Wikileaks, le site qui se spécialise dans la publication de nombreux documents officiels secrets, a diffusé dans la nuit de jeudi à vendredi 2 septembre la version non censurée ni expurgée des 250.000 câbles diplomatiques américains en sa possession. L'organisation en avait diffusé une petite partie en décembre 2010 via des médias partenaires, qui avaient pris soin de noircir notamment tous les noms des informateurs des différentes ambassades.
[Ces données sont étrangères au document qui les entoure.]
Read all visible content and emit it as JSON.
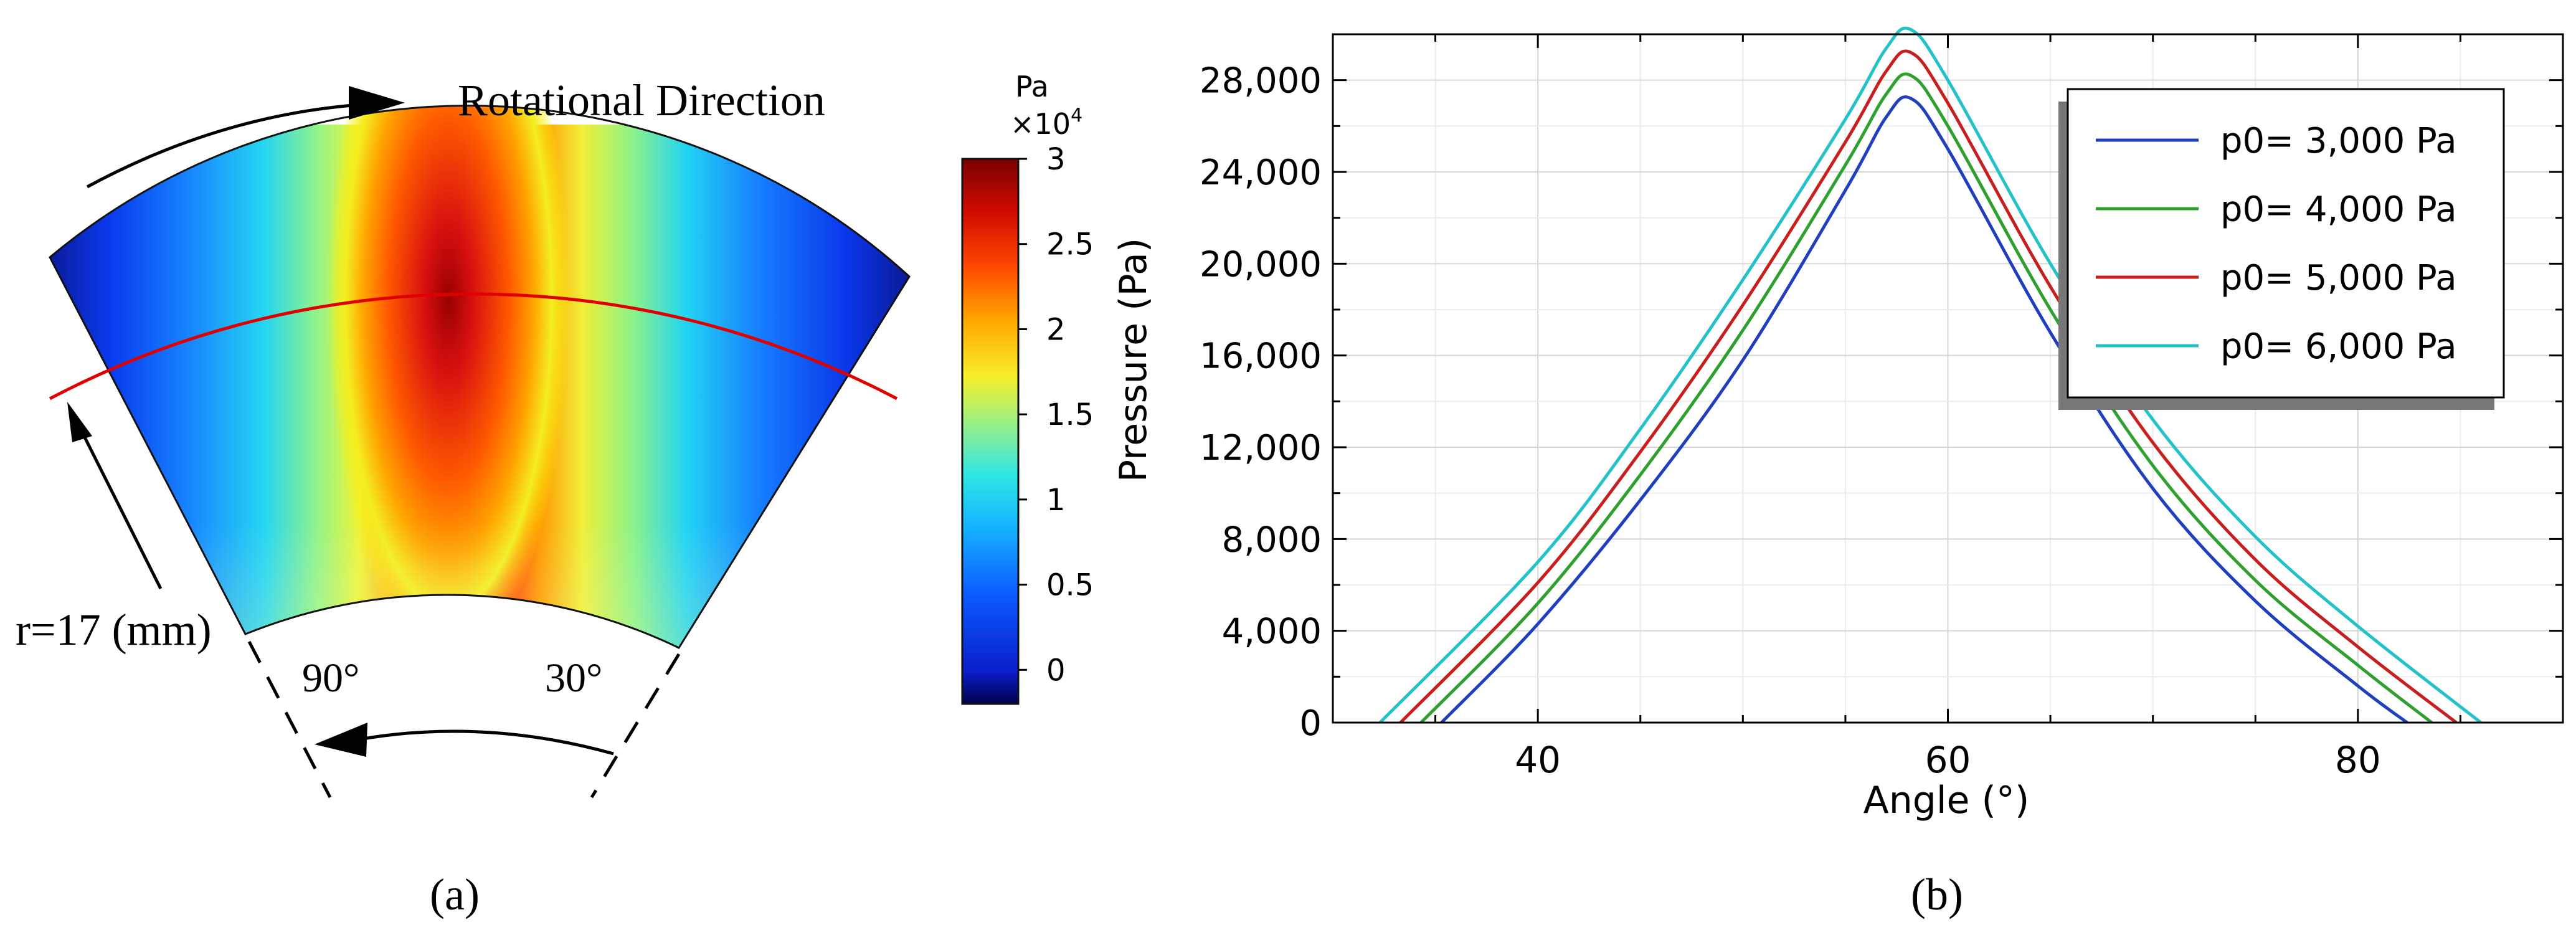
{
  "panel_a": {
    "caption": "(a)",
    "rotation_label": "Rotational Direction",
    "radius_label": "r=17 (mm)",
    "angle_left_label": "90°",
    "angle_right_label": "30°",
    "colorbar": {
      "unit": "Pa",
      "multiplier": "×10",
      "multiplier_exp": "4",
      "label": "Pressure (Pa)",
      "ticks": [
        "3",
        "2.5",
        "2",
        "1.5",
        "1",
        "0.5",
        "0"
      ],
      "range": [
        -0.2,
        3.0
      ]
    }
  },
  "panel_b": {
    "caption": "(b)"
  },
  "chart_data": {
    "type": "line",
    "xlabel": "Angle (°)",
    "ylabel": "",
    "xlim": [
      30,
      90
    ],
    "ylim": [
      0,
      30000
    ],
    "xticks": [
      40,
      60,
      80
    ],
    "xtick_labels": [
      "40",
      "60",
      "80"
    ],
    "yticks": [
      0,
      4000,
      8000,
      12000,
      16000,
      20000,
      24000,
      28000
    ],
    "ytick_labels": [
      "0",
      "4,000",
      "8,000",
      "12,000",
      "16,000",
      "20,000",
      "24,000",
      "28,000"
    ],
    "grid": true,
    "legend_position": "top-right",
    "series": [
      {
        "name": "p0= 3,000 Pa",
        "color": "#1f3fbf",
        "x": [
          35.3,
          40,
          45,
          50,
          55,
          57,
          58.2,
          60,
          65,
          70,
          75,
          80,
          82.4
        ],
        "y": [
          0,
          4300,
          9700,
          15800,
          23200,
          26400,
          27200,
          25000,
          17000,
          10200,
          5300,
          1600,
          0
        ]
      },
      {
        "name": "p0= 4,000 Pa",
        "color": "#2ea02e",
        "x": [
          34.3,
          40,
          45,
          50,
          55,
          57,
          58.2,
          60,
          65,
          70,
          75,
          80,
          83.6
        ],
        "y": [
          0,
          5200,
          10800,
          17100,
          24300,
          27400,
          28200,
          26000,
          18000,
          11200,
          6200,
          2500,
          0
        ]
      },
      {
        "name": "p0= 5,000 Pa",
        "color": "#c81e1e",
        "x": [
          33.3,
          40,
          45,
          50,
          55,
          57,
          58.2,
          60,
          65,
          70,
          75,
          80,
          84.8
        ],
        "y": [
          0,
          6100,
          11800,
          18200,
          25300,
          28400,
          29200,
          27000,
          19000,
          12200,
          7100,
          3300,
          0
        ]
      },
      {
        "name": "p0= 6,000 Pa",
        "color": "#22c2c8",
        "x": [
          32.3,
          40,
          45,
          50,
          55,
          57,
          58.2,
          60,
          65,
          70,
          75,
          80,
          86.0
        ],
        "y": [
          0,
          7000,
          12800,
          19300,
          26300,
          29400,
          30200,
          28000,
          20000,
          13200,
          8100,
          4200,
          0
        ]
      }
    ]
  }
}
Pourquoi cette diffusion brutale de tous ces câbles non expurgés? Le Spiegel raconte les six étapes qui ont mené l'organisation à cette décision:
Etape 1: Lors de l'accord entre Wikileaks et les médias, Julian Assange a donné le mot de passe du fichier contenant la totalité des documents à un journaliste du Guardian, qui écrivit ce mot de passe dans son livre sur l'affaire.
Etape 2: Quand il a quitté l'organisation –en désaccord avec Julian Assange–, son porte-parole Daniel Domscheit-Berg a emporté avec lui tout un groupe de données qui contenait en fait également secrètement la totalité des cables.
Etape 3: En voulant bien faire, les soutiens de Wikileaks ont créé des sites miroirs en 2010, contenant toutes les données jamais publiées par le site, dont ce groupe de données qui contenait le fichier caché des 250.000 câbles.
Etape 4: Enervé contre Assange, Daniel Domscheit-Berg avait emporté, en plus de ces documents, le système sécurisé permettant à n'importe qui d'envoyer des fichiers à Wikileaks, rendant l'organisation temporairement hors d'usage. Il a aussi accusé Assange de ne pas être suffisamment prudent avec ses sources, et a lancé un site concurrent, OpenLeaks.
Etape 5: Quelqu'un donne le mot de passe associé au fichier secret à un journal allemand partenaire d'OpenLeaks. Der Freitag publie un article prudent sur cette histoire, sans révéler l'endroit exact où trouver le mot de passe mais en affirmant qu'il est facilement identifiable.
Etape 6: Sur un forum de développeurs, quelqu'un raconte l'histoire du journaliste du Guardian, du fichier caché et de son mot de passe. A partir de là, tout le monde peut obtenir sans trop d'effort les 250.000 documents. Wikileaks distribue alors des liens vers le fichier encodé, puis demande sur son compte Twitter si l'organisation devrait publier les cables non expurgés. Ecrasante majorité de oui.
Wikileaks affirme que tout est de la faute du Guardian, mais le journal a répondu qu'on lui avait dit que le mot de passe était temporaire et serait effacé dans les heures qui suivaient, notant que personne de Wikileaks n'avait rien dit au moment de la publication du livre.
Pour l'instant, une personne a perdu son travail après avoir vu son nom révélé dans un des câbles tout juste publiés (et non expurgés), rapporte le New York Times, mais les ONG spécialisées dans les droits de l'homme s'inquiètent des conséquences plus graves.
Qu'a-t-on appris avec ces nouveaux câbles? Entre autres que l'armée américaine aurait en 2006 tué des civils irakiens, dont des femmes et des enfants, à bout portant, puis ordonné un bombardement aérien pour effacer ses traces, ou que 120 enfants chinois, arrivés en Suède illégalement, ont disparu en l'espace de 18 mois des centres d'immigration de Stockholm.